Moshe Y. Miller Tradition Online | March 10, 2025

I thank Raphael Thurm for his in-depth and favorable review of my 2024 book, Samson Raphael Hirsch’s Religious Universalism and the German-Jewish Quest for Emancipation (available open access at TRADITION, Winter 2025). I am also grateful for his citation of an only-once-published 1843 German essay by R. Hirsch that I had not seen, but which further supports my book’s central thesis, as Thurm notes.

I found several points made by Thurm to be quite illuminating and thought-provoking, yet several others seem to either misrepresent what I wrote or fail to recognize that the issue raised is actually addressed in the book. I only wish to mention one such example here. Thurm writes that “[a]mong Hirsch’s enlightened messages were: Jews as a people are no different than Christians and possess no distinctive biological propensity for superior spiritual potential (117, 132).”

The first clause is completely inaccurate, as on neither page cited (nor anywhere else in the book) is there a claim that compares “Jews as a people” to “Christians [as a people].” The text cited refers to Jews and non-Jews, not Jews and Christians. Of course, Jews as a people are different than Christians, in Hirsch’s view; his entire life was dedicated to reminding his fellow Jews of this. Hirsch’s point of departure from the Particularist school of thought (quite prevalent to this day in the Orthodox community) was his rejection of innate Jewish superiority over non-Jews: it is the Torah that makes us better, and a Jew who does not observe Torah is not “better” in God’s eyes than an upright gentile.

As to the second clause (“possess no distinctive…”), this is imprecise: what I cite is Hirsch’s commentary to the narrative of Korah’s rebellion, where Hirsch writes that Jews are not born innately holy already; instead, they must spend their entire lives striving to achieve holiness. Hirsch stresses that Korah’s error lay in his conflating what we are called upon to be with what we are right now.
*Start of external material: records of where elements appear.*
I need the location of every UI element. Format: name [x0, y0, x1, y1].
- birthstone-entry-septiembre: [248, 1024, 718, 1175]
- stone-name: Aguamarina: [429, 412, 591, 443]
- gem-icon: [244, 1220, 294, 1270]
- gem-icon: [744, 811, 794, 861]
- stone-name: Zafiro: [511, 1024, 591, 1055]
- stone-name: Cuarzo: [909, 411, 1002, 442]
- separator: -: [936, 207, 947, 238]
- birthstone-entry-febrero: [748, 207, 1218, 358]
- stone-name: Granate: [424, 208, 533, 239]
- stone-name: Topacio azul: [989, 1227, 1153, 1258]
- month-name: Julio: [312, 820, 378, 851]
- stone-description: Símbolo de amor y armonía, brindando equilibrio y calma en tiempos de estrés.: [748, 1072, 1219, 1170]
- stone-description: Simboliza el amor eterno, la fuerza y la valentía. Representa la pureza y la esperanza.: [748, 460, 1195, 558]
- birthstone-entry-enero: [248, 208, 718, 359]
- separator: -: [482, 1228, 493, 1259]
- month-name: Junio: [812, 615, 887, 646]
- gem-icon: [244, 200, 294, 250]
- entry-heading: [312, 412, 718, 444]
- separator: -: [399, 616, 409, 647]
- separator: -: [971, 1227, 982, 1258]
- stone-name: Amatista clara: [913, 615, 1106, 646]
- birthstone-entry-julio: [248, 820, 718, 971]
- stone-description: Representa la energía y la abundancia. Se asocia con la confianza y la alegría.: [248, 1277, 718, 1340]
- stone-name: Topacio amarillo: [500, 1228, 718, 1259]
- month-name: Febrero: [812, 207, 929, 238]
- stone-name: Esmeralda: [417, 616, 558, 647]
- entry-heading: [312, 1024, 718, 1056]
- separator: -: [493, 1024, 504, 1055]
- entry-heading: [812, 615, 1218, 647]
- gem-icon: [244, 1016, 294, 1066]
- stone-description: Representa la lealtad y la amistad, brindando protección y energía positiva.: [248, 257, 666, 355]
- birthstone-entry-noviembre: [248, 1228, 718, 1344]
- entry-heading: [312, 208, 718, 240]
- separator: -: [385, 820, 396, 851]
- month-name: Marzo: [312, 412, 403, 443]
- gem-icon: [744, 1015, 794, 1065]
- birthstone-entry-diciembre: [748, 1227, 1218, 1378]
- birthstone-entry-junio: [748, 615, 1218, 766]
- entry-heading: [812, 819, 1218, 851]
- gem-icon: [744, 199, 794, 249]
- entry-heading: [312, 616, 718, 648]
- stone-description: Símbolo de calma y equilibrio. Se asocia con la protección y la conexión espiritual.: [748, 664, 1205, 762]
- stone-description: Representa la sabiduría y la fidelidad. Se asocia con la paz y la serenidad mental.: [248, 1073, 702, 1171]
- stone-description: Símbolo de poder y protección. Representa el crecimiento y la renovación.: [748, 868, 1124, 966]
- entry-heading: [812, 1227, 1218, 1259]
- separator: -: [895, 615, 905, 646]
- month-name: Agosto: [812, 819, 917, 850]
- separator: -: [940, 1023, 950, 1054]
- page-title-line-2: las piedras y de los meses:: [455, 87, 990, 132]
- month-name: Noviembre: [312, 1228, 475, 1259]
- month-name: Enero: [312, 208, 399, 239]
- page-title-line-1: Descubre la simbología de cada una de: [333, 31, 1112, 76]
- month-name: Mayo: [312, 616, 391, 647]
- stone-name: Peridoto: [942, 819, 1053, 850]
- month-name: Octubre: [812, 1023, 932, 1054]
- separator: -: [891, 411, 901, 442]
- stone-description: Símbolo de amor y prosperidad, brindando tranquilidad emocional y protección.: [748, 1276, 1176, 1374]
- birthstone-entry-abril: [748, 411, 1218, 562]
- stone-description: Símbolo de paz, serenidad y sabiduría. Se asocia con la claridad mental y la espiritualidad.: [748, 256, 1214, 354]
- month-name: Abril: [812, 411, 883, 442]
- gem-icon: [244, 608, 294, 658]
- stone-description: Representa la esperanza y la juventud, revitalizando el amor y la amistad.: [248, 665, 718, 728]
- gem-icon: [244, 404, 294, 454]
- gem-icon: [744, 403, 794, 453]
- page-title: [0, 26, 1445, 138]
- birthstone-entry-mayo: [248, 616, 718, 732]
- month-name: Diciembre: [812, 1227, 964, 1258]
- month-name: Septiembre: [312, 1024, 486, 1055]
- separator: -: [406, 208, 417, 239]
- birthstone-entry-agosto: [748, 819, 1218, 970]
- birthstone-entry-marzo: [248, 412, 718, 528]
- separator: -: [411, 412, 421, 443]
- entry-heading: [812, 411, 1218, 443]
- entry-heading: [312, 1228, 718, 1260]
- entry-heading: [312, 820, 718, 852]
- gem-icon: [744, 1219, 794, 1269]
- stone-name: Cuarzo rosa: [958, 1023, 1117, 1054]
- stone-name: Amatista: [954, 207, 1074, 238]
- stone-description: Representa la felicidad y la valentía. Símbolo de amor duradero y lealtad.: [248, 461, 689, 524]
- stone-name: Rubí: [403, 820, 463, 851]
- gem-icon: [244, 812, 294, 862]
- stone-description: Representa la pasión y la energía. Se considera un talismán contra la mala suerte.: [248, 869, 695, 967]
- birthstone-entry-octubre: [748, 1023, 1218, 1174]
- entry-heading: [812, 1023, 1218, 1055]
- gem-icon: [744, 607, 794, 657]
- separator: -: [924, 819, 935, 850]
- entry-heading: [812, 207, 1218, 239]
In his words: “they [must] not mix up what they are with what they should be, [should] not imagine themselves already holy because they are hallowed to a holy calling, but they should rather keep this holy calling of theirs always before them as the goal set by God for all their endeavors.” Naturally, there must exist within Jews the capacity to observe all of the mitzvot of the Torah (their “holy calling”), whereas non-Jews are not called upon to do so, being mandated in the far less demanding—and thus less holiness-generating—Seven Noahide Laws. Hirsch thus does not reject what Hazal refer to as “kedushat Yisrael,” which is not a biological but a spiritual trait.

I once again thank Raphael Thurm for his positive review and for our always congenial correspondence, and I encourage readers to read the book themselves and reach their own conclusions.

Rabbi Moshe Y. Miller, Ph.D., is Associate Professor of Jewish History at Touro University’s Graduate School of Jewish Studies and its Lander College for Men, and Associate Professor of Judaic Studies and Deputy Chair of that department at Touro’s Lander College for Women.